= William Goodday Strutt =

British Army officer

William Goodday Strutt (1762–1848) was a British Army officer who served as governor of Quebec.

Strutt was baptised at Springfield, Essex, on 26 February 1762, the second son of John Strutt, of Terling Place, Essex, by Anne, daughter of the Rev. William Goodday of Maldon. Entering the army in 1778, he joined his regiment, the 61st, at Minorca. Later he was appointed to a company in the 91st, and took part in the defence of St. Lucia. In 1782, having exchanged into the 97th, he served at the siege of Gibraltar. On the signing of the preliminaries of peace he purchased a majority in the 60th regiment, and, being placed on half-pay, visited several German courts.

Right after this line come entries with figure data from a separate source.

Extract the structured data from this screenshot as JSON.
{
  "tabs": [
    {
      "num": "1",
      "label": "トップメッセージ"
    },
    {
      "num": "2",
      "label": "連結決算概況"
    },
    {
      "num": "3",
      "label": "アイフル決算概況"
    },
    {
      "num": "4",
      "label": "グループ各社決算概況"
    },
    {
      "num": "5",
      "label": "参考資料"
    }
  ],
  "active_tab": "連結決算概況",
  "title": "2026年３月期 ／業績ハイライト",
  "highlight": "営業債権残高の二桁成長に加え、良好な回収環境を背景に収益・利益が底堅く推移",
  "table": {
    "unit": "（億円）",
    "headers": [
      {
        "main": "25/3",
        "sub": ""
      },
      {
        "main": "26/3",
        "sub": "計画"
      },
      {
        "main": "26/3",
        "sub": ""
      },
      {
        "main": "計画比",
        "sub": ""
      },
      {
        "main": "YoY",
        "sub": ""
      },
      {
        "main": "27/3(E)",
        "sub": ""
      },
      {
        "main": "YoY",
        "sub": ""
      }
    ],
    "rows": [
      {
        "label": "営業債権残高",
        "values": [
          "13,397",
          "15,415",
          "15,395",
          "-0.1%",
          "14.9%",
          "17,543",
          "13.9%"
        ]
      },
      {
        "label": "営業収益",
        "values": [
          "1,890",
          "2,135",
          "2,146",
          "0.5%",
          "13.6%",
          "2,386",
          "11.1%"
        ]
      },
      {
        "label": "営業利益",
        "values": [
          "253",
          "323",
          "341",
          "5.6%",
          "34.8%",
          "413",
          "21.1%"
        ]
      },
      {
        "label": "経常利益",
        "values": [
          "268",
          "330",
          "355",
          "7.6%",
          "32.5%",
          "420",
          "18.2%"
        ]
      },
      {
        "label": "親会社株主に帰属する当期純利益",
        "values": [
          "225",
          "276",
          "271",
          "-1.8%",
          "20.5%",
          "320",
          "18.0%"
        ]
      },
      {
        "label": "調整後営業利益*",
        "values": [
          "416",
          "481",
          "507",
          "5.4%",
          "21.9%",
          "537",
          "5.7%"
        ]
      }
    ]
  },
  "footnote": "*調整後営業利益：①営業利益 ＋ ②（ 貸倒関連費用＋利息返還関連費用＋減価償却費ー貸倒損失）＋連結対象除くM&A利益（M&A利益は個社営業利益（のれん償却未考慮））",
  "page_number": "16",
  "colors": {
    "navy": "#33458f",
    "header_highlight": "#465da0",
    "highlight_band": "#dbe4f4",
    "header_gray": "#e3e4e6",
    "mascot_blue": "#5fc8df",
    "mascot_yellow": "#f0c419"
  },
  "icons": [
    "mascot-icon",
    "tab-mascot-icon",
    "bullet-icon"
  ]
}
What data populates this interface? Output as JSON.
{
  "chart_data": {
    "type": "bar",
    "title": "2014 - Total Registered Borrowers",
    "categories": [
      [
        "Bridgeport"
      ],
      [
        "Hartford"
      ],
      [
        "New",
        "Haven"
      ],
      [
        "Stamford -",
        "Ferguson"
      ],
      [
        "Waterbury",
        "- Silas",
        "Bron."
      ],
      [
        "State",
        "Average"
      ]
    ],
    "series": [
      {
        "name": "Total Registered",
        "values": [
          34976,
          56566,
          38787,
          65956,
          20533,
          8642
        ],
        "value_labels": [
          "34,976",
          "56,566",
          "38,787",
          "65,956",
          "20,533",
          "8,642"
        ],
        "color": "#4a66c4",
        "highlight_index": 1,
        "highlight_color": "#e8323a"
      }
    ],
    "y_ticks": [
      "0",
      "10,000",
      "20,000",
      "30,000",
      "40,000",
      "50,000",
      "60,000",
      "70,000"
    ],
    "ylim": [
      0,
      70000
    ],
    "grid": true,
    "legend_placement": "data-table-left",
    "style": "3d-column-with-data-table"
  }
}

In 1787 he was sent with his regiment to the West Indies, where he took an active part in military affairs. Succeeding to a lieutenant-colonelcy by special command of George III, he was removed to the 54th, and went with the army of Lord Moira to Flanders. In 1794 he bore a very distinguished part against the French at Tiel, going through much hard fighting. On his return he was sent to St. Vincent, where he was raised to the rank of brigadier-general. In January 1796, with two hundred men, he attacked a force of twelve hundred, being himself thrice wounded, and losing his right leg. On his return to England he was received with marked favour by the king, and on 23 February 1796 was made deputy governor of Stirling Castle, afterwards serving upon the staff in Ireland. On 23 June 1798 he was raised to the rank of major-general, and on 13 May 1800 he was, as a reward for his services, appointed to the sinecure office of governor of Quebec, and he held that post until his death. He died at Tofts, Little Baddow, Essex, on 5 February 1848, having seen an exceptional amount of military service, both at home and abroad.